For the last seven years, Koichiro has dedicated his time to doing just that with CrowdWorks, a platform that set out in 2011 to provide flexible working alternatives to capable people who had been left behind by Japan’s traditional employment system. “In Japan, it is not uncommon to see women with a university degree give up work when they marry,” he says, of one group he has focused on. Another is Japan’s growing cohort of retirees. “These people are usually forced to retire because they’ve reached the legal retirement age of 65. While their talents and know-how are immensely valuable to society, their post-retirement job opportunities are severely limited. CrowdWorks is here to fill that gap.”

It’s a gap CrowdWorks has only seen grow alongside big shifts in Japan’s employment market. Long defined by lifelong jobs and a seniority-based wage system, now, according to Koichiro, more than 45% of its current workforce is engaged in work types other than full-time jobs. And it’s the companies embracing this style of work he sees as the ones capturing the future. “In times of uncertainty, when Japan’s economy remains in poor fiscal shape, companies that are adaptive will be the ones steering the ship,” he explains. “Outsourcing enables them to flexibly respond to changes in the market. Take the emerging trend of a factory-less production model, also known as “fabless” production, where companies outsource their manufacturing process to overseas factories, robots and AI technologies.” Koichiro predicts that, with digitalisation at full speed, the future of the gig economy looks bright. “Outsourcing to freelancers will be the next go-to solution for businesses who want to enjoy a higher degree of flexibility, both financially and operationally.”

Riding this wave, CrowdWorks has seen significant success, gobbling up funding rounds of more than USD 14 million within its first two years and delivering JPY 1.115 billion worth of client projects to date. “I hope to create the No. 1 employment infrastructure in Japan using the Internet,” says Koichiro of his plans. “In the 20th century, it was Toyota’s employment infrastructure that delivered remuneration to the greatest number of people. In the 21st Century, it could be CrowdWorks’ turn.”

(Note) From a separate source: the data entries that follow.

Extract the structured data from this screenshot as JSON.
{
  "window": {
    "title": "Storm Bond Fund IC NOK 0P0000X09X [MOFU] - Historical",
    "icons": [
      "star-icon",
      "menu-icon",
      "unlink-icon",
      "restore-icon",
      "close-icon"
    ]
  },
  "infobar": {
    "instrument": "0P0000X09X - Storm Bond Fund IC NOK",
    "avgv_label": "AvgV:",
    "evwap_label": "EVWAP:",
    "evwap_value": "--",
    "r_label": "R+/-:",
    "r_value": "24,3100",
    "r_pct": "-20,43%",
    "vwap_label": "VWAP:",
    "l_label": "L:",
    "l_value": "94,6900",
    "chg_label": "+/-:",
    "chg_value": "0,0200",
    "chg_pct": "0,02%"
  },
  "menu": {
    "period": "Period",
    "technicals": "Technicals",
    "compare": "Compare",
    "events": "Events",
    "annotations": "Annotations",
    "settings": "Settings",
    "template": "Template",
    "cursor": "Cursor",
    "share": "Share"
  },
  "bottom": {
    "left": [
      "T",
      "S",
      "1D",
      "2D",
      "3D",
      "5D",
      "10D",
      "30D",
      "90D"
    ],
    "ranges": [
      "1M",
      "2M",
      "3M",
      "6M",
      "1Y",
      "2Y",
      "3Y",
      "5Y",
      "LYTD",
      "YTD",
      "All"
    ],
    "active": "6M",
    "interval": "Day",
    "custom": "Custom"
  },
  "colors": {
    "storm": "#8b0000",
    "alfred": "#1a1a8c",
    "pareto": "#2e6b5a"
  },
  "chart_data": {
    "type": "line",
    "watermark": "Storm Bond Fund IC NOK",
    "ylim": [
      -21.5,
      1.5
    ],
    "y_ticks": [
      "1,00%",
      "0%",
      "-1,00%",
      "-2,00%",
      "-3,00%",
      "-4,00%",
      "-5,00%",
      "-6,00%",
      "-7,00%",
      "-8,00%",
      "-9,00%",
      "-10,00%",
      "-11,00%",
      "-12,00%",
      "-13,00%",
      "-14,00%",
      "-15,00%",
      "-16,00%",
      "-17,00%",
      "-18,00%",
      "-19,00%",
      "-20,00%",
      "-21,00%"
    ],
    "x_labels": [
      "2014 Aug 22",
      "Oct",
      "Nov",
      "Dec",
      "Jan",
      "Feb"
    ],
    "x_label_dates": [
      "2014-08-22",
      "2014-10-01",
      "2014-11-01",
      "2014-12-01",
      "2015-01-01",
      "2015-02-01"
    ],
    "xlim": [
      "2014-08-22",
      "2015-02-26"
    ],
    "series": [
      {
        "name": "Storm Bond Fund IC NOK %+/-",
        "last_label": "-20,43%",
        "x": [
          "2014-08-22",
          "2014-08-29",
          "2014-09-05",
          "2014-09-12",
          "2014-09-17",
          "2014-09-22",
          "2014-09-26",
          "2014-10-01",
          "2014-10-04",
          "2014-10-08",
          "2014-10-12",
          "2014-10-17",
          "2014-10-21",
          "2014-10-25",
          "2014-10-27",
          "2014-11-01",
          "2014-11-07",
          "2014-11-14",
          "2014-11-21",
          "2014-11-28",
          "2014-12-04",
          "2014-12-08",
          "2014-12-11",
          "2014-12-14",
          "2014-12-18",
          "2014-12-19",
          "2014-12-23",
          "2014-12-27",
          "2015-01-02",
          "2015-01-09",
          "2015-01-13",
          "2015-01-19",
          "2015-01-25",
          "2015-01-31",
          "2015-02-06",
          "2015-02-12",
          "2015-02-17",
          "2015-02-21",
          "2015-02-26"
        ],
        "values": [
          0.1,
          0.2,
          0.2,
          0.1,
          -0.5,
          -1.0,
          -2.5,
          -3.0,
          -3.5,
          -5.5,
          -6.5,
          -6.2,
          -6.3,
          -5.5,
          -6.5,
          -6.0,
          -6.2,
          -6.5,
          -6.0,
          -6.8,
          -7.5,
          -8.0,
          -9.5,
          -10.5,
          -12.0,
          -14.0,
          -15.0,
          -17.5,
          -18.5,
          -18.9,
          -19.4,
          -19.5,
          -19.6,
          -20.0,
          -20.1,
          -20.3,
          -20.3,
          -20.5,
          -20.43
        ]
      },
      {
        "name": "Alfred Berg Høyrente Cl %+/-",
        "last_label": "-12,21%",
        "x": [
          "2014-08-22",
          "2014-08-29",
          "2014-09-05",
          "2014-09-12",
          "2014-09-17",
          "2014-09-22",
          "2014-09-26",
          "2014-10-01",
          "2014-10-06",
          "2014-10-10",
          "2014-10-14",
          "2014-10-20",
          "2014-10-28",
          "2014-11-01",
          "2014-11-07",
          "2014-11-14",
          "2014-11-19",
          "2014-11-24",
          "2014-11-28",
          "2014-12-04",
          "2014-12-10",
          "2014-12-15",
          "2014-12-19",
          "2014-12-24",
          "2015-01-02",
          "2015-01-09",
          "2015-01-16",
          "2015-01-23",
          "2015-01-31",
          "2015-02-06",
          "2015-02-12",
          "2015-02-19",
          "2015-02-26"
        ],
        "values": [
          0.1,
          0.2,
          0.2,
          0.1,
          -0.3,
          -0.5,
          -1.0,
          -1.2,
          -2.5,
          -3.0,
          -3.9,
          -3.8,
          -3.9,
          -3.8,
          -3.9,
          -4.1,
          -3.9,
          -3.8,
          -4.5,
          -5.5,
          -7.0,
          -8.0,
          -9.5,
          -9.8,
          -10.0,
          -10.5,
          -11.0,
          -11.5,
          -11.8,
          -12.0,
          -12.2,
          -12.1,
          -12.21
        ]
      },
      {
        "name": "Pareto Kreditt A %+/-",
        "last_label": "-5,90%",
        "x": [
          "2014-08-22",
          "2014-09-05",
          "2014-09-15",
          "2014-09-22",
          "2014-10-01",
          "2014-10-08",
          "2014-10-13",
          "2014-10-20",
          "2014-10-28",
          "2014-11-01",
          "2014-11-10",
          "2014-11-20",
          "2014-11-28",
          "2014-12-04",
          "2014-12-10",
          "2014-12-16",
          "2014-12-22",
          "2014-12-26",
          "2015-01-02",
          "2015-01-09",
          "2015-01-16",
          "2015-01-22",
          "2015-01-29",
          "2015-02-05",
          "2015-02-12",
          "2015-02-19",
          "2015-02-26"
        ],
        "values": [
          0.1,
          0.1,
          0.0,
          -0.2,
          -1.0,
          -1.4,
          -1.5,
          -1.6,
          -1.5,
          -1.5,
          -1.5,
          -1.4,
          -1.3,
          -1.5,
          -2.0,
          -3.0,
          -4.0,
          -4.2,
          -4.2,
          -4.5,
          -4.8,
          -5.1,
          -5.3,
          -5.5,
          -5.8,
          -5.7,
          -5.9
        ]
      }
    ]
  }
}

It’s quite the turnaround for a man who oversaw 14 failed ventures along his journey. “There’s no such thing as climbing the right mountain when it comes to entrepreneurship because ‘the-right-thing-to-do’ could turn into a mistake five minutes later in a fast-changing world,” he explains of his secret. “So, be agile, not only in terms of decision making but also in terms of thinking. Instead of dwelling on perceived failures, seek values in them.” And therein, according to Koichiro, lies the route to fulfilment. “My self- esteem was at an all-time low for the longest time. Now, at the age of 43, I can say I am finally walking on the path of happiness.”